Sure, placing women-in-the-workplace magnum opus 9 to 5 in the top spot may be the obvious choice. It’s also the correct one. Parton’s Hollywood debut as embattled-to-empowered secretary Doralee Rhodes remains her best-known role, one she agreed to on the condition that she could write and record the movie’s theme. (That she did so between takes using her acrylic nails like a washboard, delighted by how the sound resembled clacking on a typewriter, ranks among the foremost chapters of her songwriting lore.) Roger Ebert rightly predicted her debut alone was enough to cement the movie in film history, comparing her “unstudied natural exuberance” to fellow brilliant bombshell Marilyn Monroe.

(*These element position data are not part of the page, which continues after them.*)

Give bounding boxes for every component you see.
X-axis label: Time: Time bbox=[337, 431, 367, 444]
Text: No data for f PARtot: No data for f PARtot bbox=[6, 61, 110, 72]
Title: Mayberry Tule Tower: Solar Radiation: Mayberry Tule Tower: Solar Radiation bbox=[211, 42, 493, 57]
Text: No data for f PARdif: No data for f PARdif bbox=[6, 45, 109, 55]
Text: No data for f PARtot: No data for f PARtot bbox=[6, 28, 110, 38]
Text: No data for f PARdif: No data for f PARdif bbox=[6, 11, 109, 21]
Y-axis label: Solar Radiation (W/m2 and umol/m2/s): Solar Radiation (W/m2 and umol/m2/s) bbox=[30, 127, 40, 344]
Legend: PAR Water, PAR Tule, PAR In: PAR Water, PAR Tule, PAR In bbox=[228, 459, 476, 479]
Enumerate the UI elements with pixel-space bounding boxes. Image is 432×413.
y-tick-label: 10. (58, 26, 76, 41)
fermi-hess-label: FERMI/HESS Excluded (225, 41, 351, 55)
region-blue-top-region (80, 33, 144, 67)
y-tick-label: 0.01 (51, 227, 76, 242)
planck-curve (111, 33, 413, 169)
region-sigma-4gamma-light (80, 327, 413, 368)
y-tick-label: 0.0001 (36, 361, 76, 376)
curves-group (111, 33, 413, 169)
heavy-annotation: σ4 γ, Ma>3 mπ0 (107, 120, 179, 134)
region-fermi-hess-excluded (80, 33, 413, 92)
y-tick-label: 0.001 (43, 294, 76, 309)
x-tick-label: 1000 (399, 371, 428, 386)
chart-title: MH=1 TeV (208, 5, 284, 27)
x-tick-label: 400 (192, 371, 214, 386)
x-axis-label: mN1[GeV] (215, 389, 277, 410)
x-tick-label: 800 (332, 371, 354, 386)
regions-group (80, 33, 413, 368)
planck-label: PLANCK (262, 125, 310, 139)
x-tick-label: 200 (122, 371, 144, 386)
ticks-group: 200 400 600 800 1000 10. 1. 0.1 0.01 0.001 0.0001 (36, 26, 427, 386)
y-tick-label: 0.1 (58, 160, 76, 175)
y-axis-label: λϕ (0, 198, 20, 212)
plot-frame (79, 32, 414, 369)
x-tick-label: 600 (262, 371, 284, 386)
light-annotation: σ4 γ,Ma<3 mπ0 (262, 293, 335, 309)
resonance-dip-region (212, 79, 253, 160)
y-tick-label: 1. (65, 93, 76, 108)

Like Monroe, Parton leaps off the screen thanks to a combination of emotional engagement and magnetic presence. She’s especially dexterous when the satire turns pitch-dark and trades on the premise that the most efficient way for women to step into their power might require restraining the (egotistical, lying, hypocritical, bigoted) men who stand in the way. Parton is funny as hell, but too smart to be the butt of the joke, achieving seamless chemistry with Jane Fonda and Lily Tomlin in a un-preachy show of feminist solidarity. A handful of sequences point to Dolly’s other job: she gallops into her revenge fantasy sequence on horseback and lassoes her boss; the epilogue tells us Doralee quit to pursue a successful career in country music. But those moments are window dressing at best, and a misunderstanding of the Dolly effect at worst. In other words, it was never the guitar. It’s the presence, stupid.